Guardrails vs Goal-directedness in AI Alignment

Many EAs see AI Alignment research efforts as an important route to mitigating x-risk from AGI. However, others are concerned that alignment research overall increases x-risk by accelerating AGI timelines. I think Michael Nielsen explains this well:

Practical alignment work makes today’s AI systems far more attractive to customers, far more usable as a platform for building other systems, far more profitable as a target for investors, and far more palatable to governments. The net result is that practical alignment work is accelerationist.

I think we can distinguish between two broad subtypes of alignment efforts: 1) “implementing guardrails” and 2) “improving goal-directedness”.

I would categorise approaches such as running AI models on custom chips, emergency shutdown mechanisms, red teaming, risk assessments, dangerous capability evaluations and safety incident reporting as “implementing guardrails”. This can be thought of as getting AI systems to not do the worst thing possible.

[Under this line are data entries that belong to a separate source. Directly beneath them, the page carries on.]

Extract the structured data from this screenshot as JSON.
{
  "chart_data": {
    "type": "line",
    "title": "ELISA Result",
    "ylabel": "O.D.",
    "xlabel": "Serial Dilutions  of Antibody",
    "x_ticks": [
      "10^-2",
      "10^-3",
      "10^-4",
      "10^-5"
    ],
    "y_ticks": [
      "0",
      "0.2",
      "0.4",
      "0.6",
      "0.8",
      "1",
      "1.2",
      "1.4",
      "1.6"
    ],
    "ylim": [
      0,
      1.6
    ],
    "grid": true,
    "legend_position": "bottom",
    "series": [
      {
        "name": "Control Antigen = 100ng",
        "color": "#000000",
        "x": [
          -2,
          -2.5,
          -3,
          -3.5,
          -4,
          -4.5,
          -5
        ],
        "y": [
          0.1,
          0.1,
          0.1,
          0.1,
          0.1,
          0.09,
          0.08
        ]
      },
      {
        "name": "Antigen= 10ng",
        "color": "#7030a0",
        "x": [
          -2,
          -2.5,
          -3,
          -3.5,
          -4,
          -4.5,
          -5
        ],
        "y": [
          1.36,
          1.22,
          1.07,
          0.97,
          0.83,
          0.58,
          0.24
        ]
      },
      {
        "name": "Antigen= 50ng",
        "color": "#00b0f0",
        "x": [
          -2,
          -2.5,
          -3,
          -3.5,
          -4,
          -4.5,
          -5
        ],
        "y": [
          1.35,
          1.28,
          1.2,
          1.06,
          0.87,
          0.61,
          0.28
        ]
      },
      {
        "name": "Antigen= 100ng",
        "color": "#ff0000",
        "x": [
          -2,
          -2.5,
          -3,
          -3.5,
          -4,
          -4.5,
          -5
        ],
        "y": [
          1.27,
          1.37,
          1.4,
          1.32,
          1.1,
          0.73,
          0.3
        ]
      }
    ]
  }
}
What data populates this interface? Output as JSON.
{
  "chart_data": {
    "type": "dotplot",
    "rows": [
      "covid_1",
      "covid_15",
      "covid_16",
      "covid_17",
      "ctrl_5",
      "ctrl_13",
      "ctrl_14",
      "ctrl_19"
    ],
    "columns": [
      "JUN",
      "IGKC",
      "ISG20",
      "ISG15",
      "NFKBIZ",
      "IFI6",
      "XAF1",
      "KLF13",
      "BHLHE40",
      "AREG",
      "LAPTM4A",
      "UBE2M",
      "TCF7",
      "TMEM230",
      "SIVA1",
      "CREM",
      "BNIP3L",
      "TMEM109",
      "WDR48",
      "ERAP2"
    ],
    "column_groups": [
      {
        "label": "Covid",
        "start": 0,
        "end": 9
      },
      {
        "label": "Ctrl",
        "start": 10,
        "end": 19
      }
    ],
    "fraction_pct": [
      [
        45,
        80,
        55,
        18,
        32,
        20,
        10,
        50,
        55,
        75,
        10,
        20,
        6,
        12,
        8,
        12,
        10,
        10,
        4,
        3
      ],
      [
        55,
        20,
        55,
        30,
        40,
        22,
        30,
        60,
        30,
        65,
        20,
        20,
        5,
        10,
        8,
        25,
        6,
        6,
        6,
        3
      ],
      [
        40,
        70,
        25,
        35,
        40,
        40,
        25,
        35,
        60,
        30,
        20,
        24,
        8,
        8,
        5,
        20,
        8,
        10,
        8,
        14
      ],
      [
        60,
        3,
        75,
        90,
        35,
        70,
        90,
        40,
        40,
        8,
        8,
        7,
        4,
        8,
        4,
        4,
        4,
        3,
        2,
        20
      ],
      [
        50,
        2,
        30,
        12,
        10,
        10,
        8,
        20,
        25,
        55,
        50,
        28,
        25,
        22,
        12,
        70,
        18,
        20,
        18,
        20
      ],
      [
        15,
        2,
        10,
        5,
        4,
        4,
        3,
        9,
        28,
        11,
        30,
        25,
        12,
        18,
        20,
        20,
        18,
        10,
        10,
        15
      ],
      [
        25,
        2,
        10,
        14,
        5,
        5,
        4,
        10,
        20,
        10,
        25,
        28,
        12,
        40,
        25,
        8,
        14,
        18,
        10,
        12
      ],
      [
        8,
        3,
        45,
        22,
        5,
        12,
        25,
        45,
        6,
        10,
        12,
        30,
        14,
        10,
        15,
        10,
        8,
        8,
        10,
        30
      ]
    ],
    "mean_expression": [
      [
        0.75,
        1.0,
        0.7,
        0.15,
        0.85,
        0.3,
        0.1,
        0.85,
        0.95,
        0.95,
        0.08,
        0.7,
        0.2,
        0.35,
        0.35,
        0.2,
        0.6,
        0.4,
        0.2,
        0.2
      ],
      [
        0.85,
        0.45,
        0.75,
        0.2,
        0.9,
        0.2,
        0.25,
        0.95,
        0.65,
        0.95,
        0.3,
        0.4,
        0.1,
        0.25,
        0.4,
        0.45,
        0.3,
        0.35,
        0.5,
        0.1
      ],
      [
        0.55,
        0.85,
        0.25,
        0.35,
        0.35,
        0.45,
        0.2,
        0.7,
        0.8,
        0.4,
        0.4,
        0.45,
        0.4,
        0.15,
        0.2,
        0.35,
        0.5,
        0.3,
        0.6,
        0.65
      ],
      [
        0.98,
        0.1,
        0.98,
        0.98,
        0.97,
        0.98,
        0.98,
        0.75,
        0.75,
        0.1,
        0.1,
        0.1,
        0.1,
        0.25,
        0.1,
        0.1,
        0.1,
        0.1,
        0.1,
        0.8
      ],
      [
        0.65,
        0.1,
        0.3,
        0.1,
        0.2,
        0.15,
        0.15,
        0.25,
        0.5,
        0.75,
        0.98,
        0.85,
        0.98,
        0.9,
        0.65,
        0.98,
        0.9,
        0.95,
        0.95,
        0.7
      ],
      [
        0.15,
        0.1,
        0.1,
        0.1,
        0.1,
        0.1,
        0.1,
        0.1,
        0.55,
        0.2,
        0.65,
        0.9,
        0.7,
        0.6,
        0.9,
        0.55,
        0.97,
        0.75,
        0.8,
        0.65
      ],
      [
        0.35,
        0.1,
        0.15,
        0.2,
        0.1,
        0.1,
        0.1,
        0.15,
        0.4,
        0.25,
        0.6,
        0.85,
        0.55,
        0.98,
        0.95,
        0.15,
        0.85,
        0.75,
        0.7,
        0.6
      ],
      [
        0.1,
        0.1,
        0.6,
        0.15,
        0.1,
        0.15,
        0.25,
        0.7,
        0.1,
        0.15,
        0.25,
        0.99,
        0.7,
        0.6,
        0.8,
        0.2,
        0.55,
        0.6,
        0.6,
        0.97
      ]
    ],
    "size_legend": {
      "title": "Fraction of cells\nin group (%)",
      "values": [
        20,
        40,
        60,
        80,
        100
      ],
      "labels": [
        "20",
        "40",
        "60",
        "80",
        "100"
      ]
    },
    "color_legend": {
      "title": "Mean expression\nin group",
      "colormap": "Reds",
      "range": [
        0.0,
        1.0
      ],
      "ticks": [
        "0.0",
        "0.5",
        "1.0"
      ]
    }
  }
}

I would categorise approaches such as RLHF and reward shaping as “improving goal-directedness”. This could also be thought of as getting AI systems to do the best thing possible.

I think “implementing guardrails” has much weaker acceleration effects than “improving goal-directedness”. An AI system which can be shutdown and does not show dangerous capabilities, is still not very useful if it can’t be directed towards the specific goal of the user.

So I think people who are worried that AI Alignment efforts might be net-negative because of acceleration effects should consider prioritising “implementing guardrails” approaches to AI Alignment.